LAST SUNDAY I attended a performance at the Cathedral of the Madeleine - along with about half of Salt Lake County. It wasn't just standing room only; it was standing, crouching, leaning room only.

Most folks were there because the idea of Benjamin Britten's short opera "The Prodigal Son" - sung in Japanese-style "Noh" masks amid the gold-and-glass splendor of the cathedral - sounded irresistible.I sat on the floor, against the wall, in a far corner.

The performance was irresistible.

To begin with, Britten's music will never qualify as "hummable." Much of it smacks of Copland's eerie "12-note" scale. But when linked with the words from the libretto, the songs took flight. William Plomer's sentences are charmers. Who wouldn't be moved by a prodigal kid who laments "I have drunk and I have diced, gold pieces I gave to harlots with eyes the darkness of night," a kid who ends up having to "be a swineheard, consort with the swine."

It was an evening of first-rate creativity and performance art.

And though the comments afterward were mostly about the costumes, the acoustics, the "timbre" and "tessitura" of the voices, I doubt a soul present was able to sit in the cathedral on a Sunday watching a lost soul make his way back to God without reflecting on some personal wanderings and wayward treks.

I did that.

And I thought of a book of poems called "The Gospels in Our Image" that my editor passed along to me.
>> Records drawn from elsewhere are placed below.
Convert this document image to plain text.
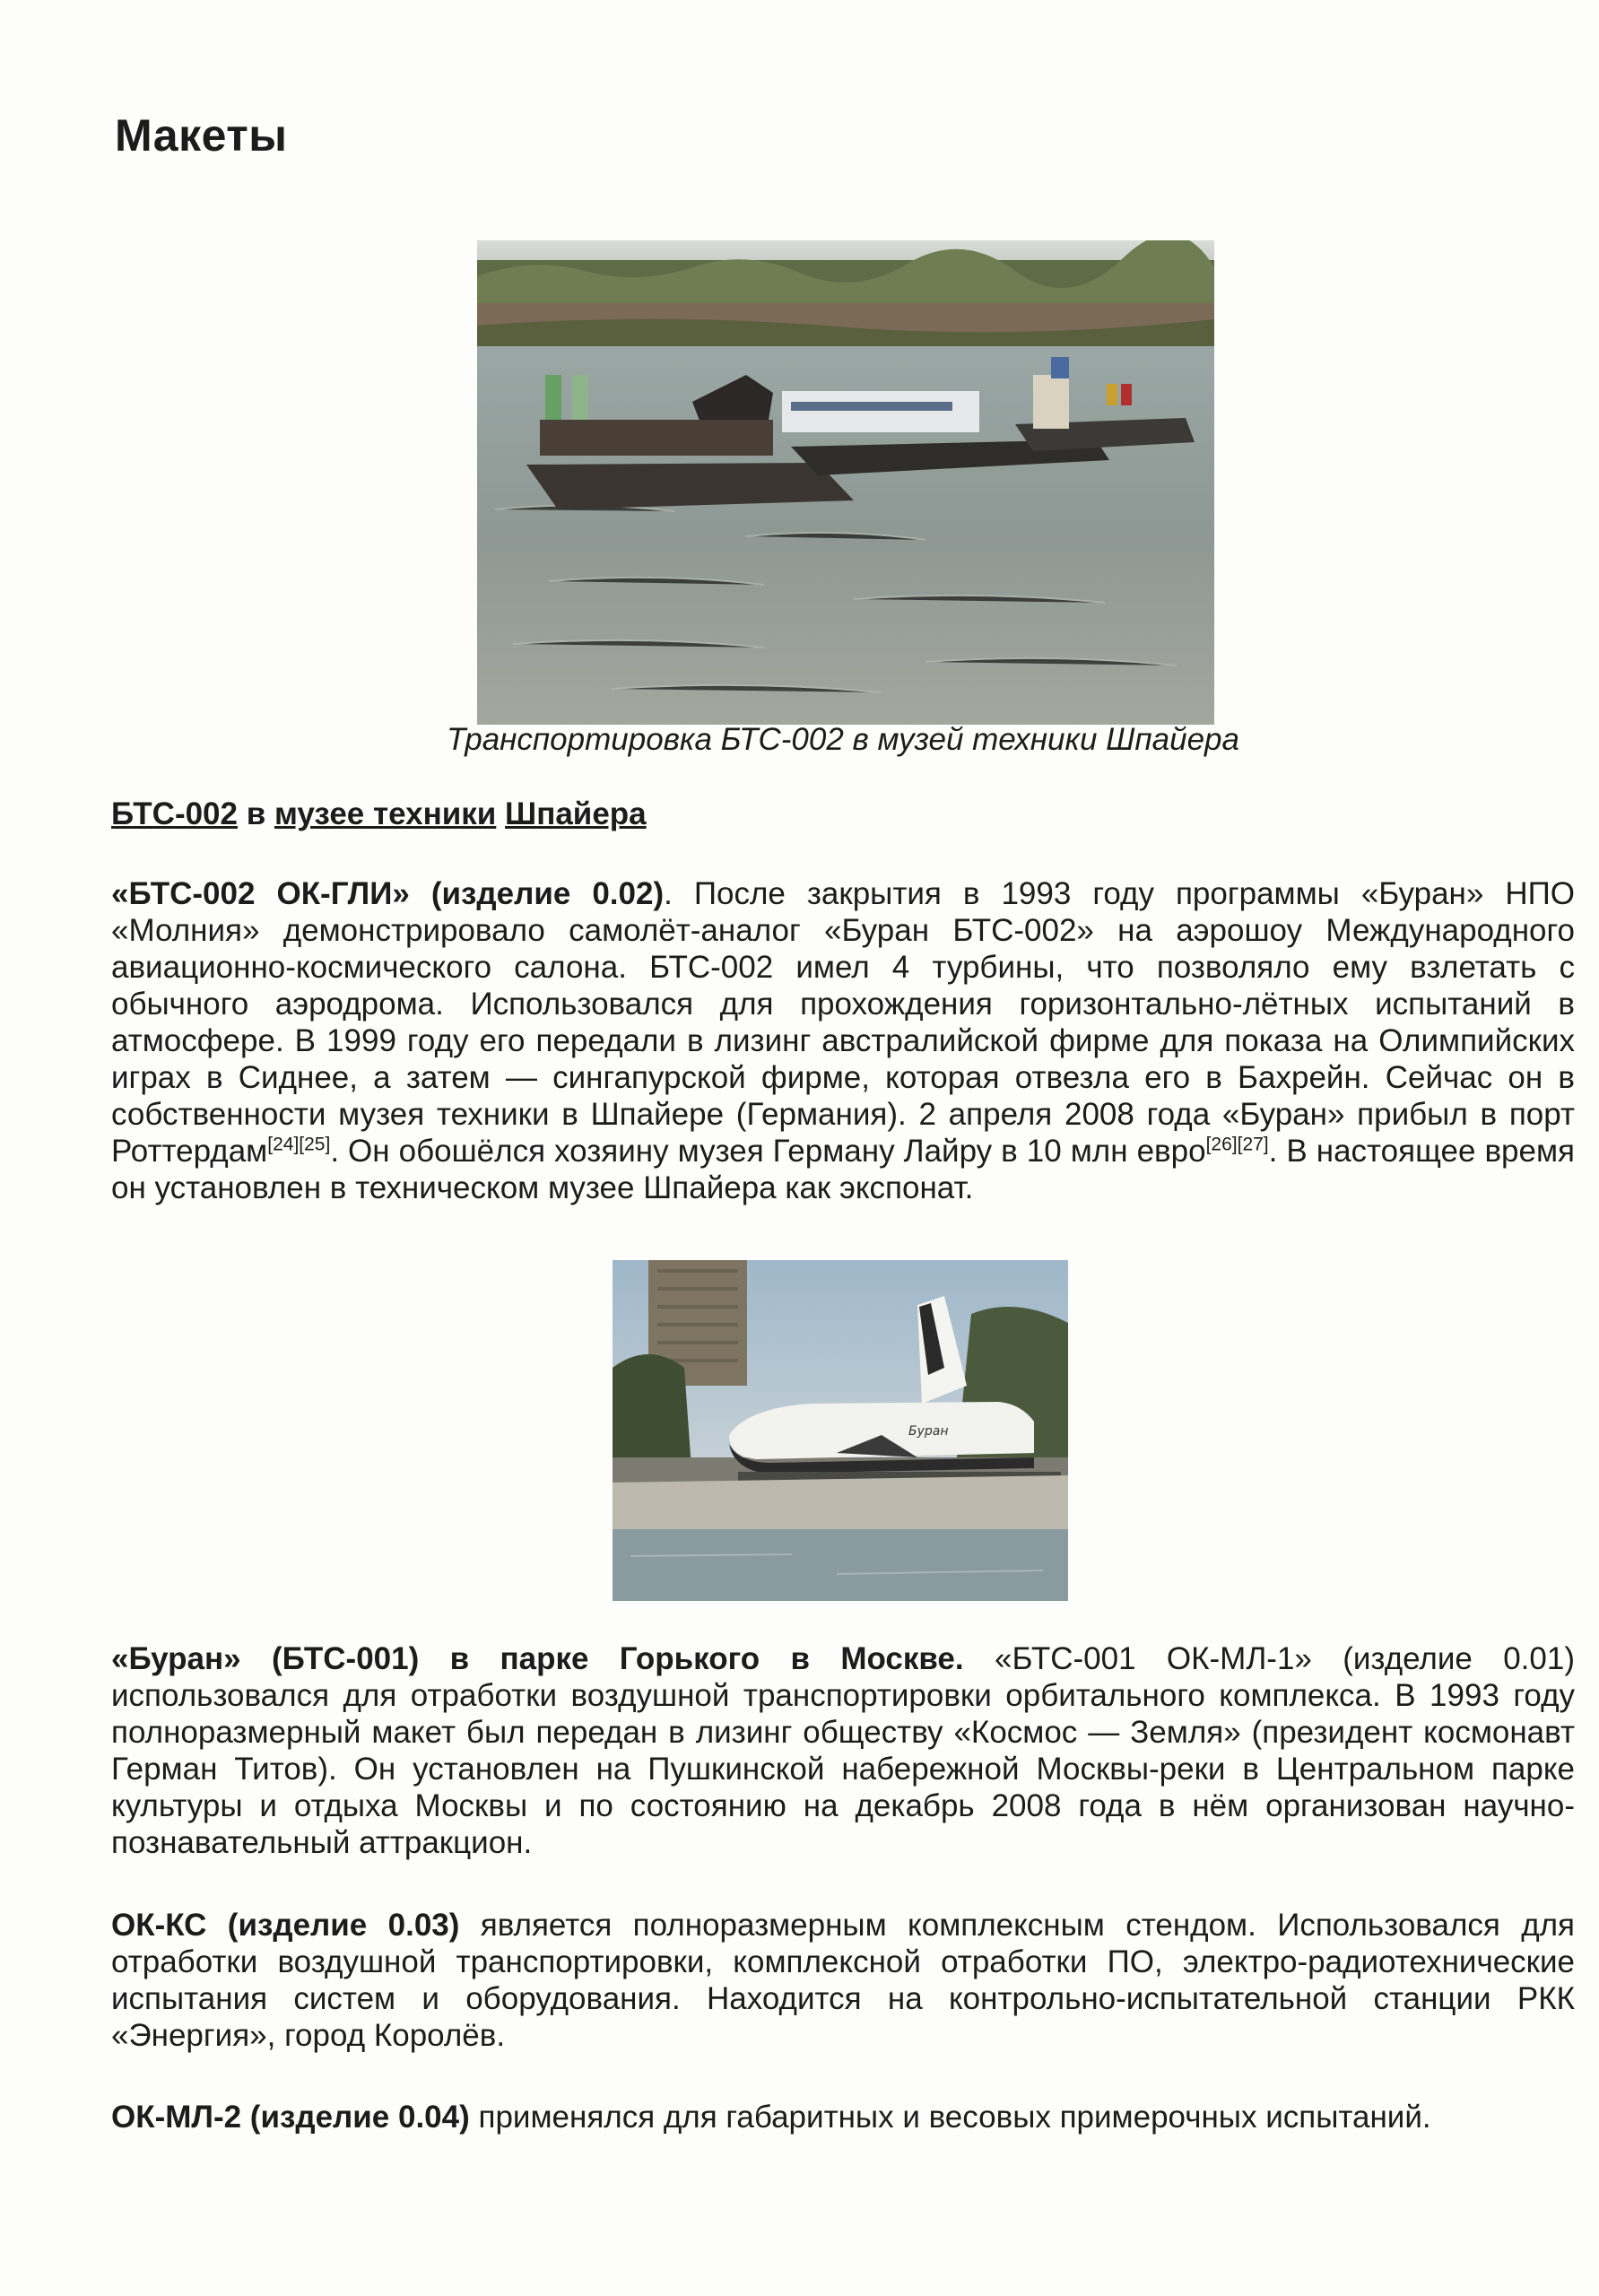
Макеты
Транспортировка БТС-002 в музей техники Шпайера
БТС-002 в музее техники Шпайера

«БТС-002 ОК-ГЛИ» (изделие 0.02). После закрытия в 1993 году программы «Буран» НПО «Молния» демонстрировало самолёт-аналог «Буран БТС-002» на аэрошоу Международного авиационно-космического салона. БТС-002 имел 4 турбины, что позволяло ему взлетать с обычного аэродрома. Использовался для прохождения горизонтально-лётных испытаний в атмосфере. В 1999 году его передали в лизинг австралийской фирме для показа на Олимпийских играх в Сиднее, а затем — сингапурской фирме, которая отвезла его в Бахрейн. Сейчас он в собственности музея техники в Шпайере (Германия). 2 апреля 2008 года «Буран» прибыл в порт Роттердам[24][25]. Он обошёлся хозяину музея Герману Лайру в 10 млн евро[26][27]. В настоящее время он установлен в техническом музее Шпайера как экспонат.

Буран

«Буран» (БТС-001) в парке Горького в Москве. «БТС-001 ОК-МЛ-1» (изделие 0.01) использовался для отработки воздушной транспортировки орбитального комплекса. В 1993 году полноразмерный макет был передан в лизинг обществу «Космос — Земля» (президент космонавт Герман Титов). Он установлен на Пушкинской набережной Москвы-реки в Центральном парке культуры и отдыха Москвы и по состоянию на декабрь 2008 года в нём организован научно-познавательный аттракцион.

ОК-КС (изделие 0.03) является полноразмерным комплексным стендом. Использовался для отработки воздушной транспортировки, комплексной отработки ПО, электро-радиотехнические испытания систем и оборудования. Находится на контрольно-испытательной станции РКК «Энергия», город Королёв.

ОК-МЛ-2 (изделие 0.04) применялся для габаритных и весовых примерочных испытаний.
The book has eight poems alone about the Prodigal Son - and each poet saw himself in the wrong-headed young son.

And then there's C.S. Lewis, who - after his conversion - claimed the Prodigal Son was able to walk home on his own two feet while Lewis himself was brought home kicking and struggling, "darting my eyes in every direction for a chance to escape."

But the piece of writing that came to mind first was a little book by Henri J. M. Nouwen - the Catholic humanitarian. In "The Return of the Prodigal Son: A Meditation on Fathers, Brothers and Sons" (Doubleday 1992) Nouwen tells of spending days gazing at the famous Prodigal Son painting by Rembrandt. And as he meditated on the colors and shades, the angelic and brooding faces, he came to realize that he'd played all the roles in the little drama at one time or another. He'd been the confused young man, the jealous brother, and now - with his community for disabled children in Toronto - he was trying to become the wise, generous father.
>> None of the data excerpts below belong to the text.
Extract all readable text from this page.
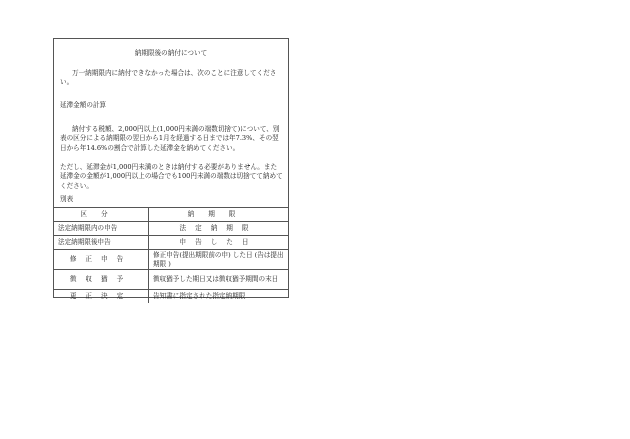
納期限後の納付について
万一納期限内に納付できなかった場合は、次のことに注意してください。
延滞金額の計算
納付する税額、2,000円以上(1,000円未満の端数切捨て)について、別表の区分による納期限の翌日から1月を経過する日までは年7.3%、その翌日から年14.6%の割合で計算した延滞金を納めてください。
ただし、延滞金が1,000円未満のときは納付する必要がありません。また延滞金の金額が1,000円以上の場合でも100円未満の端数は切捨てて納めてください。
別表
区分	納期限
法定納期限内の申告	法定納期限
法定納期限後申告	申告した日
修正申告	修正申告(提出期限前の申) した日 (告は提出期限 )
徴収猶予	徴収猶予した期日又は徴収猶予期間の末日
更正決定	告知書に指定された指定納期限
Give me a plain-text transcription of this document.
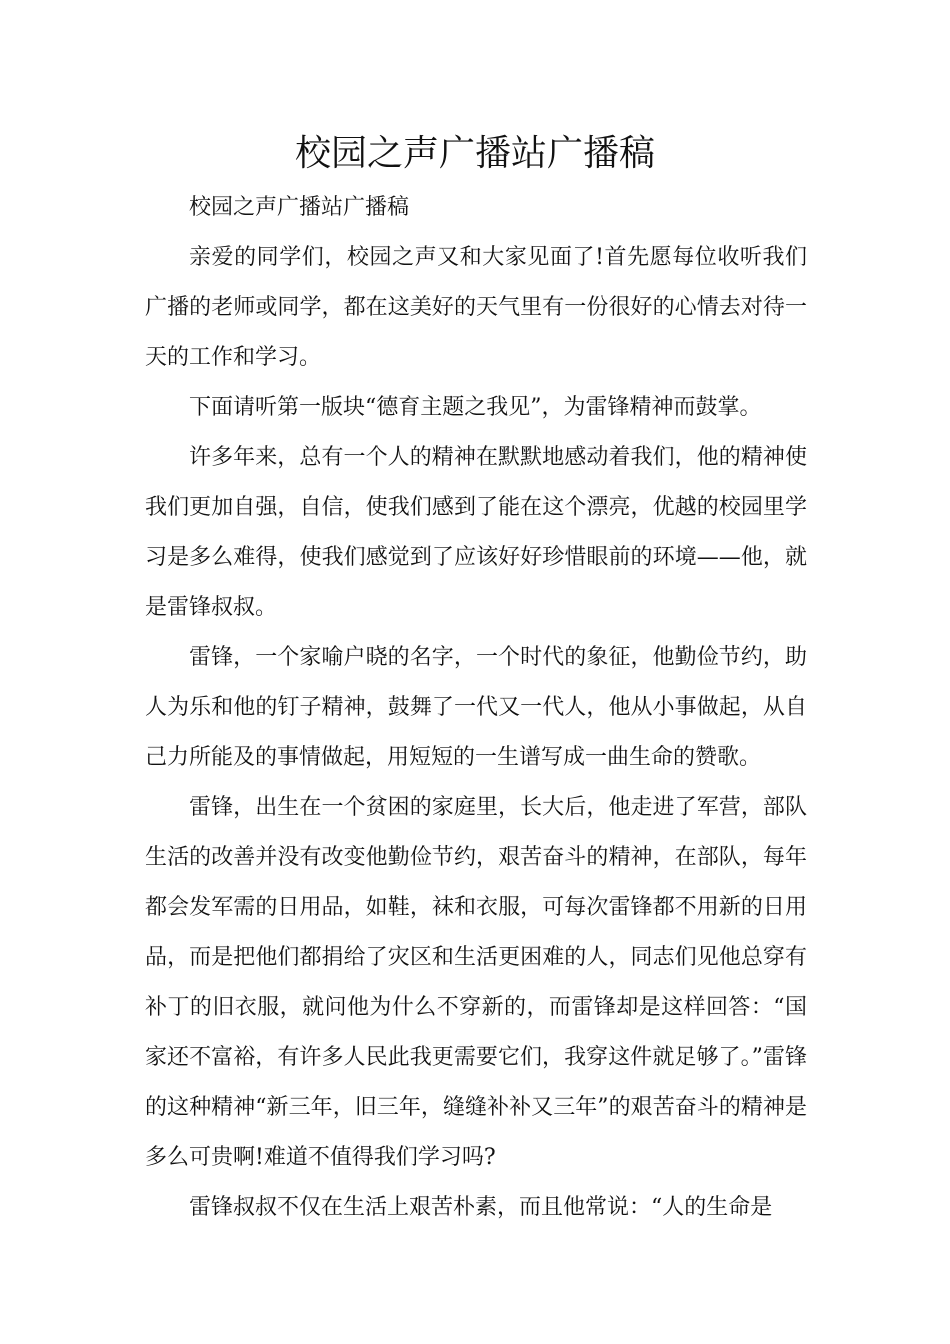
校园之声广播站广播稿

校园之声广播站广播稿

亲爱的同学们，校园之声又和大家见面了!首先愿每位收听我们广播的老师或同学，都在这美好的天气里有一份很好的心情去对待一天的工作和学习。

下面请听第一版块“德育主题之我见”，为雷锋精神而鼓掌。

许多年来，总有一个人的精神在默默地感动着我们，他的精神使我们更加自强，自信，使我们感到了能在这个漂亮，优越的校园里学习是多么难得，使我们感觉到了应该好好珍惜眼前的环境——他，就是雷锋叔叔。

雷锋，一个家喻户晓的名字，一个时代的象征，他勤俭节约，助人为乐和他的钉子精神，鼓舞了一代又一代人，他从小事做起，从自己力所能及的事情做起，用短短的一生谱写成一曲生命的赞歌。

雷锋，出生在一个贫困的家庭里，长大后，他走进了军营，部队生活的改善并没有改变他勤俭节约，艰苦奋斗的精神，在部队，每年都会发军需的日用品，如鞋，袜和衣服，可每次雷锋都不用新的日用品，而是把他们都捐给了灾区和生活更困难的人，同志们见他总穿有补丁的旧衣服，就问他为什么不穿新的，而雷锋却是这样回答：“国家还不富裕，有许多人民此我更需要它们，我穿这件就足够了。”雷锋的这种精神“新三年，旧三年，缝缝补补又三年”的艰苦奋斗的精神是多么可贵啊!难道不值得我们学习吗?

雷锋叔叔不仅在生活上艰苦朴素，而且他常说：“人的生命是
"I stand with awe at the place where Rembrandt brought me," writes Nouwen. "He led me from the kneeling, disheveled young son to the standing, bent-over old father, from the place of being blessed to the place of blessing. As I look at my own aging hands, I know that they have been given to me to stretch out toward all who suffer, to rest upon the shoulders of all who come, and to offer the blessing that emerges from the immensity of God's love."

As I left the cathedral, I thought of Nouwen. People actually did assume various "characters" from the parable as they aged. But more than that, I knew that I personally moved in and out of those roles with each passing day.

That Sunday, for instance, I'd been a rebellious soul by dodging an obligation (can't make the meeting, sorry); I'd felt slighted and unappreciated like the elder brother (Why did so many people at the cathedral have the best seats saved for them?). When I'd called my own son that afternoon to help arrange his return from college, I'd been the dutiful patriarch.

In fact, it occurred to me we're likely all those "people" simultaeously in our hearts. Human beings are simply splintered pieces of personality.

And the lesson of The Prodigal Son is a lesson meant to hit Christian believers right between the eyes. If you surrender, grace will melt you down and re-form you into a smooth, seamless whole.